Sosok Rustriningsih Atau Najwa Sihab Dinilai Paling Cocok Dampingi Sudirman Said di Pilkada Jawa Tengah

oleh -65 views

Jawa Tengah, klikampera.com – Sudirman Said menjadi penantang pertama inkumben Ganjar Pranowo setelah ditetapkan sebagai bakal calon gubernur Jawa Tengah di Pilgub 2018. Namun, Sudirman tidak mudah menumbangkan Ganjar, sehingga dia perlu sosok cawagub yang menohok.

“Siapapun yang jadi penantang Ganjar harus berjuang ekstra karena Jateng basis PDIP, pemilih tradisional yang tingkat loyalitasnya nyaris tak tergoyahkan. Sekarang Gerindra mendeklarasikan Sudirman harus berjuang ekstra, bukan hanya dia yang harus meningkatkan elektoralnya, tapi harus mencari wakil yang sepadan yang mampu meningkatkan dan mendongkrak elektabilitas Sudirman,” papar pengamat politik, Adi Prayitno,

Salah satu tokoh potensial yang bisa menyaingi Ganjar dan mendorong elektabilitas Sudirman Said, kata Prayitno, adalah kader PDIP yang pernah menjabat Wakil Gubernur Jawa Tengah 2008-2013, Rustriningsih. “Yang memang realistis sebenarnya yang memiliki basis dan akses jaringan ke bawah ya Rustriningsih,” tuturnya

“Meski sempat tergerus karena melewati beberapa fase elektoral sebelumnya bersama Ganjar,” tuturnya.

Adi melihat ada peluang yang besar jika Sudirman Said diduetkan dengan Rustriningsih di Pilgub Jateng. Sudirman sudah malang melintang sebagai tokoh nasional, dilengkapi Rustri yang mengakar di Jawa Tengah.

“Jadi itu sudah tepat. Sudirman tokoh nasional, mantan menteri asli Jateng didukung oleh Gerindra yang memiliki semangat juang yang luar biasa. Tapi secara politik dan basis paling realistis ya Rustriningsih, tidak hanya memecah pemilih tradisional PDIP di Jateng,” terangnya.

Adi lalu mengomentari nama lain yang dianggap bisa menjadi cawagub Sudirman Said namun tak pernah dilirik, yaitu mantan presenter Najwa Shihab. Menurut pengamat politik UIN itu, Najwa populer tapi belum cukup kantongi elektabilitas.

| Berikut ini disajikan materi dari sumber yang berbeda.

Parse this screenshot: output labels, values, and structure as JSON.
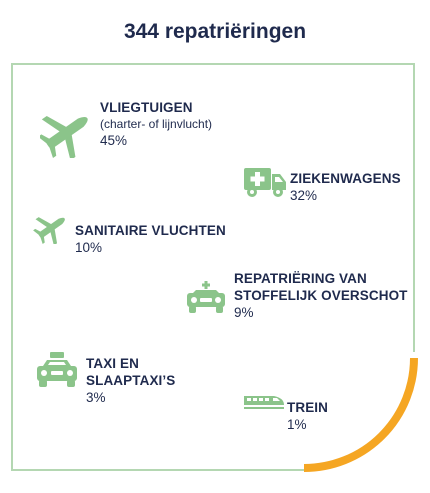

“Najwa memang punya modal popularitas, tapi itu tak cukup dan bukan segalanya dalam demokrasi elektoral. Yang terpenting bagaimana popularitas Najwa itu dikonversi menjasi kesukaan ke Najwa dan tahap selanjutnya dikapitalisasi menjadi elektabilitas yang mampu menggiring pemilih ke TPS,” terangnya.

Adi menyebut, banyak tokoh nasional maupun artis yang tumbang dalam demokrasi elektoral karena gagal mengkonversi popularitas menjadi ‘suka’ dan gagal mengkapitalisasi menjadi elektabilitas. Fasenya secara berurutan kan dimulai dari popularitas (popularity), kesukaan (likelability), dan keterpilihan (electability).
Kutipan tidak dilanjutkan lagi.